Studies show that immigrants (both legal and undocumented) commit crime at a far lower rate than U.S. born citizens. A Princeton University study (2012-2018) using felony arrest data for the state of Texas found:
- U.S.-born citizens are over 2 times more likely to be arrested for violent crimes than undocumented immigrants
- For drug crimes, U.S.-born are ~2.5 times more likely to be arrested
- For property crimes, US citizens are over 4 times more likely
A CATO Institute study came to similar conclusions looking at incarceration rates:
- Native-born Americans account for ~1,471 per 100,000 inmates
- Undocumented (“illegal”) immigrants are incarcerated at rate of ~756 per 100,000 (~49% lower than US-born)
- For legal immigrants, only ~364 per 100,000 are incarcerated
Factual data does not support the current storyline and yet, too many people are willing to believe the lies.
What is most disturbing, however, is that for those of us who claim to be Christians, especially Catholic Christians, we have somehow compartmentalized our beliefs and abdicated our responsibility to live the gospel.
“I was hungry and you gave me food, I was thirsty and you gave me drink, I was a stranger and you welcomed me.” (Matthew 25:35)
The words of Jesus are simple, but they reach into the heart of our faith. They remind us that every act of mercy is an encounter with Christ himself. The stranger, the hungry, the imprisoned, and the forgotten are not interruptions in our discipleship—they are the very presence of the Lord who says, “Whatever you did for one of the least of these my brothers and sisters, you did for me.”
The parable of the Good Samaritan (Lk 10:25–37) further reveals that love of neighbor knows no boundaries and that mercy, not status or nationality, defines authentic discipleship.
In one of Pope Francis’ homilies, he acknowledges that it’s not easy to put ourselves in another person’s shoes, especially those very different from us, and this can cause us to have doubts and fears. He goes on to say, “These fears are legitimate, based on doubts that are fully comprehensible from a human point of view. Having doubts and fears is not a sin. The sin is to allow these fears to determine our responses, to limit our choices, to compromise respect and generosity, to feed hostility and rejection. The sin is to refuse to encounter the other, to encounter the different, to encounter the neighbor, when this is in fact a privileged opportunity to encounter the Lord.”

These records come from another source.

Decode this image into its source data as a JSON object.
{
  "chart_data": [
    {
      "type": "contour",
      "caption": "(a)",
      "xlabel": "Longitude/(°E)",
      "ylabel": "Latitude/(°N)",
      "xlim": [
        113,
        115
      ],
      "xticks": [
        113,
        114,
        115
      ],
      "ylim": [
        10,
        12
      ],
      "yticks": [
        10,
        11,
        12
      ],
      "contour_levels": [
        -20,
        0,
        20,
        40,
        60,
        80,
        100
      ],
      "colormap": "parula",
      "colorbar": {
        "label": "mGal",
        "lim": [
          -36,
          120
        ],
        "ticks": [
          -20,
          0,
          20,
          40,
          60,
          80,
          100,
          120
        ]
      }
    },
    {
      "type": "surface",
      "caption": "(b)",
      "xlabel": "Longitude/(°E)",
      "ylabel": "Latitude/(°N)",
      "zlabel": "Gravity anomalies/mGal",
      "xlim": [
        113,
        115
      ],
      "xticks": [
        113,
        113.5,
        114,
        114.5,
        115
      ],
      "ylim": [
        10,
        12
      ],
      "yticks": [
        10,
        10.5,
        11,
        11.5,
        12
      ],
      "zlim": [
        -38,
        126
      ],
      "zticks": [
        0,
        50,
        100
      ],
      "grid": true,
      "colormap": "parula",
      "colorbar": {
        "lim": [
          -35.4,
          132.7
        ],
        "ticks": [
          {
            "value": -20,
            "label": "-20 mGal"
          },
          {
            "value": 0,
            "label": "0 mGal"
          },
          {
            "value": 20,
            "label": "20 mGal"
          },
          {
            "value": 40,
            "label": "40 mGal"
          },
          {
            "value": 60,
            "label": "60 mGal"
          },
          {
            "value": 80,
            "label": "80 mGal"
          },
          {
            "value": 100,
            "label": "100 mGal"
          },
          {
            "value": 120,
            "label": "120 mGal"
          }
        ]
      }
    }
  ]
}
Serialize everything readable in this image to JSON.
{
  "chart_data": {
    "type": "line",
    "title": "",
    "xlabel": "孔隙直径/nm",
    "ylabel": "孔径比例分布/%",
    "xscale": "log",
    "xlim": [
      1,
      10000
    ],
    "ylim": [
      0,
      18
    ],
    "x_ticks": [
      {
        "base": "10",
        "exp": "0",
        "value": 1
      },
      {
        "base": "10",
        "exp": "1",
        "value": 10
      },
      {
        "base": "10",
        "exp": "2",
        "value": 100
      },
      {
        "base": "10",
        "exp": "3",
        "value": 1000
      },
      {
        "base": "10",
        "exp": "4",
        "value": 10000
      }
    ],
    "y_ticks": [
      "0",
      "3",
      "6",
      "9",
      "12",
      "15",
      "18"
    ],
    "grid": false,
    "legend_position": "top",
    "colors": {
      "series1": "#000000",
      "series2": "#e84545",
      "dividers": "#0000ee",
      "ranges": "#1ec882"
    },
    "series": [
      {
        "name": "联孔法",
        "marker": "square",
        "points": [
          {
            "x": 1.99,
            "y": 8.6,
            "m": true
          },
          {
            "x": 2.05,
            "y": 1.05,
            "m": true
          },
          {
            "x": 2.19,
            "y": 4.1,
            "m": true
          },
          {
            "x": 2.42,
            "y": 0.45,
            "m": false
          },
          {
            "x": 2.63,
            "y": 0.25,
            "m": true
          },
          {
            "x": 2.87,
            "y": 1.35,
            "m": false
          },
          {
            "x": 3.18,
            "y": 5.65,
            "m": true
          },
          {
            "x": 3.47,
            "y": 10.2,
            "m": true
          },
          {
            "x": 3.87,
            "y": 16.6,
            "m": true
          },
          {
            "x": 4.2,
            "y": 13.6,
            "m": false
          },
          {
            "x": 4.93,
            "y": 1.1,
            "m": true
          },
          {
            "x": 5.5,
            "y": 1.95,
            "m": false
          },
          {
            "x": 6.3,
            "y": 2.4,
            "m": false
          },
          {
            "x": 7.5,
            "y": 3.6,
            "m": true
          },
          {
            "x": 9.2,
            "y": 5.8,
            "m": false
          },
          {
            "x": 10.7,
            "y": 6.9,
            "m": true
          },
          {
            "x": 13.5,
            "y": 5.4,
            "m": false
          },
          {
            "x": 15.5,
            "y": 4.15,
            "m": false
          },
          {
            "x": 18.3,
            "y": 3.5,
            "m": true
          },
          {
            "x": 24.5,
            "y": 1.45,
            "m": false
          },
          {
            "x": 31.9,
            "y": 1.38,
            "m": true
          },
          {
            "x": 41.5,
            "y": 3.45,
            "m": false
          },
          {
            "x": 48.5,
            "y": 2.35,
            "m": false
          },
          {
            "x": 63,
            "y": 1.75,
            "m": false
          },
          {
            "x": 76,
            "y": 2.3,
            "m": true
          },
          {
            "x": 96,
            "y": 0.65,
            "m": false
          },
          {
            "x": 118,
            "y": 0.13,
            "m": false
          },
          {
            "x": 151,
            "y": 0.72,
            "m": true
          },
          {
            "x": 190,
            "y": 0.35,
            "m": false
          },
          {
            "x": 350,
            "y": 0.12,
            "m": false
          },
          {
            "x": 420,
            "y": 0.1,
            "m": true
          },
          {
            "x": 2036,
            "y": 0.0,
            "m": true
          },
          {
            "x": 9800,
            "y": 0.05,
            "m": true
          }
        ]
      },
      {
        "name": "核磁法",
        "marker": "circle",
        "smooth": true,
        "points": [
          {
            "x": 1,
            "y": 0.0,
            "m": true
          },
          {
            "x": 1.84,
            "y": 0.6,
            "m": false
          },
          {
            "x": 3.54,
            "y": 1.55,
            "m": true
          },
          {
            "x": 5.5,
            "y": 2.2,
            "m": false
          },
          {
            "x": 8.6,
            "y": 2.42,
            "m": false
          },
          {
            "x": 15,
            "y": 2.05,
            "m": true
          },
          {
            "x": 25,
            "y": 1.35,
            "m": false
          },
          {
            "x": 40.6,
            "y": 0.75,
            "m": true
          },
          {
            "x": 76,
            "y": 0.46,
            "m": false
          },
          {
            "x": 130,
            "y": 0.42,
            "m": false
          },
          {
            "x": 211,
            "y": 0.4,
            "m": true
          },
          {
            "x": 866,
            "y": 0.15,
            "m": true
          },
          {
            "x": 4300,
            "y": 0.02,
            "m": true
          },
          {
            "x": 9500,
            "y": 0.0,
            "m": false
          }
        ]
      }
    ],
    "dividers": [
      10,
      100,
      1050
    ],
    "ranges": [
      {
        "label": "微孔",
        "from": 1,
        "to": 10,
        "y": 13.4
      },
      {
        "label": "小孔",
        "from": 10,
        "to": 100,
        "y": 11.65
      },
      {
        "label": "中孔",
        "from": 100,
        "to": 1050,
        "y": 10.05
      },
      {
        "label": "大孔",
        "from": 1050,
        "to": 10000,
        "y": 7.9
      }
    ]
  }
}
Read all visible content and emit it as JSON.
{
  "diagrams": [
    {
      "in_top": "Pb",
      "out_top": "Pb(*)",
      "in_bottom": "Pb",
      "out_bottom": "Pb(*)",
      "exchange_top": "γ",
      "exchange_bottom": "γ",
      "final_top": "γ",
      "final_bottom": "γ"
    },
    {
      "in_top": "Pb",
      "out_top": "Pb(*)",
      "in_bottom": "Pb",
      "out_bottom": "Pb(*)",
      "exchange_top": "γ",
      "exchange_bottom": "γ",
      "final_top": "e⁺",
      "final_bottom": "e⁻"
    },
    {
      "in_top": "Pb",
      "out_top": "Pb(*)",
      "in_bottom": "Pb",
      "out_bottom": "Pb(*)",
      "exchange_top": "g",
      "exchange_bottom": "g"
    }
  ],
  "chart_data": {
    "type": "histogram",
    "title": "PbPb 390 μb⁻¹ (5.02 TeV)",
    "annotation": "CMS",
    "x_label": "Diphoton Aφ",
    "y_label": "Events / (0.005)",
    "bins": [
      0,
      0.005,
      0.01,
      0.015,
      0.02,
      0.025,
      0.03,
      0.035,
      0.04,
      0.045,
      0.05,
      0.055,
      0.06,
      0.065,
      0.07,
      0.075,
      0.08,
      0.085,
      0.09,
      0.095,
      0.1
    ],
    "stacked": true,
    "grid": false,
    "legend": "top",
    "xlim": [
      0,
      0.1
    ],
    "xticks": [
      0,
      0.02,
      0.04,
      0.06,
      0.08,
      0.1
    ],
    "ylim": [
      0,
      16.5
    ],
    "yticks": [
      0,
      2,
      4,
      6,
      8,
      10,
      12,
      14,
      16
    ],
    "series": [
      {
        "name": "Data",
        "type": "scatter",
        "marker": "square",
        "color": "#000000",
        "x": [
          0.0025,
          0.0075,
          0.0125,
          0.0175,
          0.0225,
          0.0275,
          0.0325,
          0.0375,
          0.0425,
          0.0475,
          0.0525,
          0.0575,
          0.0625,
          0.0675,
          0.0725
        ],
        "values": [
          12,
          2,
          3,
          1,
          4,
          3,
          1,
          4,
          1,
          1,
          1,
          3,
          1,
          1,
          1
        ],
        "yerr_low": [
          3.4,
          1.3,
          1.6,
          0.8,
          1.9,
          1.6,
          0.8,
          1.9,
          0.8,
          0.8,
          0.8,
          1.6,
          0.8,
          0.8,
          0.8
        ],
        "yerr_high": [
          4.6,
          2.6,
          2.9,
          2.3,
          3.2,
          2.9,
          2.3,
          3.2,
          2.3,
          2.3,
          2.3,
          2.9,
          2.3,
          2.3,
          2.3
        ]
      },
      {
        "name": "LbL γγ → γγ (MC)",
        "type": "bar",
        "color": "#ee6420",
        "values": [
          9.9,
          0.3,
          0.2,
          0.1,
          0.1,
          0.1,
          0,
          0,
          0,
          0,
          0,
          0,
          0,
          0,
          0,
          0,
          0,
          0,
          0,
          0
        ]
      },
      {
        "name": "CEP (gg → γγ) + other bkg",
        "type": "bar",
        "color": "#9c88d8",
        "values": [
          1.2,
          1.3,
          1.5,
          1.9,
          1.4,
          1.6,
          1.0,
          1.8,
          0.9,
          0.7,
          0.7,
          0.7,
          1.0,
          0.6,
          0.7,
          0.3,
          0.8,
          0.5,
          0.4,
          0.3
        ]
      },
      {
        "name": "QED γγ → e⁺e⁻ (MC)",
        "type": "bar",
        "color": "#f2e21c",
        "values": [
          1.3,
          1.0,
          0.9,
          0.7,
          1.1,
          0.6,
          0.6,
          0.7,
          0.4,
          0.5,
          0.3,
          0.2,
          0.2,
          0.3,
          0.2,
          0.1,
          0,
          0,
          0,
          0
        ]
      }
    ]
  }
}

Pope Francis also said, “The brother who knocks at the door deserves love, hospitality, and every care… We are called to welcome, protect, promote, and integrate migrants and refugees… Christ’s love invites conversion—a change in how we see the world and one another. The measure of our discipleship is not comfort but compassion. In welcoming the stranger and lifting up the poor, we open our hearts to God’s own mercy.”
Catholic social teaching deepens this truth: every human person bears the image of God and possesses an inviolable dignity. To honor that dignity is to practice solidarity—to recognize that our lives are bound together. The Catechism of the Catholic Church calls the works of mercy “indispensable expressions of love” (CCC 2447). The Compendium of the Social Doctrine of the Church teaches that “love for others, and especially for the poor, is made concrete by promoting justice.”
Pope Leo XIV recently wrote, “God has a special place in his heart for those who are discriminated against and oppressed, and he asks us, his Church, to make a decisive and radical choice in favor of the weakest.”
The current state of affairs is full of misplaced judgment, irrational hatred, and breathtaking cruelty. If we truly believe in the message of the gospel, then we, too, must find a special place in our hearts to treat others with the inviolable dignity and respect they deserve as fellow human beings – fellow children of God.
At least that’s my prayer. We are better than this. ¡Viva Cristo Rey!